How can deep personal learning be maintained while meeting the new expectations for assessment? As one response to this challenge, over the past ten years the State of California developed the Visual and Performing Arts Content Standards and the Visual and Performing Arts Framework in an effort to codify curriculum and assessment in the arts. During this same time, the Performing Arts Workshop, on its own, has taken the initiative to develop assessment tools that are authentic to its curriculum developed over nearly forty years of classroom practice.

Briefly, the Workshop's assessment articulates a progression of thinking while a student engages in and reflects on performance. This model incorporates the Workshop's curriculum as articulated in On Stage in the Classroom , written by the Workshop's founder Gloria Unti, and filtered through the cognitive theories of Elliot Eisner, Professor of Art and Education at Stanford University.
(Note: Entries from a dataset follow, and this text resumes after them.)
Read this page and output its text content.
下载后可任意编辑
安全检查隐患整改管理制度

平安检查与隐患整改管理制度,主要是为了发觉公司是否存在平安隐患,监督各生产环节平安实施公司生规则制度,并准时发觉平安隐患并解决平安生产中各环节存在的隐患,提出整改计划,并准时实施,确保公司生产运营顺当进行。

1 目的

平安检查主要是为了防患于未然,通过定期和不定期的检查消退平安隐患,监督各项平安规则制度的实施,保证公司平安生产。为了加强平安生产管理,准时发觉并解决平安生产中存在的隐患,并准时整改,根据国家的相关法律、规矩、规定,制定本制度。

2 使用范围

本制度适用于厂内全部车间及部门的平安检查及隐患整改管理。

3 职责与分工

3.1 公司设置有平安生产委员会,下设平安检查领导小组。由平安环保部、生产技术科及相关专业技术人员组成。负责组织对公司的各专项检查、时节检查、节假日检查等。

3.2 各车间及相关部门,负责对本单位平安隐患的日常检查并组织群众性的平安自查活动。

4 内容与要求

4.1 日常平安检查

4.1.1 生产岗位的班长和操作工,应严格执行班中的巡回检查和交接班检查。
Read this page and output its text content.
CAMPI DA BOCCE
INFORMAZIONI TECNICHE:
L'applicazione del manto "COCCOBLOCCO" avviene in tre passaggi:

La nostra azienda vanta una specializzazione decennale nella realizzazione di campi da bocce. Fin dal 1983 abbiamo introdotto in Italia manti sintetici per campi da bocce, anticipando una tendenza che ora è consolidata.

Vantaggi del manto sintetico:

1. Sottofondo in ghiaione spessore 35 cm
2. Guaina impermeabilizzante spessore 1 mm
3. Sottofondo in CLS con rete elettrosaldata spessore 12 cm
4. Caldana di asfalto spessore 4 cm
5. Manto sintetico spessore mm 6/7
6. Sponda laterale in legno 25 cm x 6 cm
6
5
During any Workshop lesson, students respond to a given problem, brainstorm multiple solutions, justify a selection, and then revise and expand on their first response. Through this process, students demonstrate their ability to think critically outside of language with their bodies and convert their pre-linguistic knowledge into words. The translation of somatic knowing into language improves a student's ability to reflect on cause and effect, narrative flow, and coherent expression. While this experience is particularly powerful for students who struggle with language skills, the Workshop's curriculum can benefit all students from pre-kindergarten to high school.

The Workshop's model for assessment does not mirror the California Visual and Performing Arts Standards or Frameworks. However, as both assessment models are deeply authentic to the experience of learning in the arts, they share many similarities. The Workshop's alternative assessment model has attracted state and national attention. Between 2001 and 2003, an Arts Demonstration Grant from the California Arts Council permitted valuable pilot testing of the assessment. Currently, the assessment model is an important component in the Workshop's United States Department of Education, Arts in Education Model Development and Dissemination Grant.

Assessment promises the possibility of objectively measuring a child's best thinking. Performing Arts Workshop's efforts in assessment show that thinking is not limited to linguistic and mathematical manipulation. All children think--and some children think best--through the expressive use of their bodies. The Workshop's assessment model quantitatively demonstrates how this occurs.


Dr. Richard Siegesmund is an Assistant Professor of Art Education at the University of Georgia. While completing his doctorate at Stanford University in the early 90’s, Dr. Siegesmund began to study the Workshop’s programs. For ten years he has served as the Workshop’s evaluator and content specialist.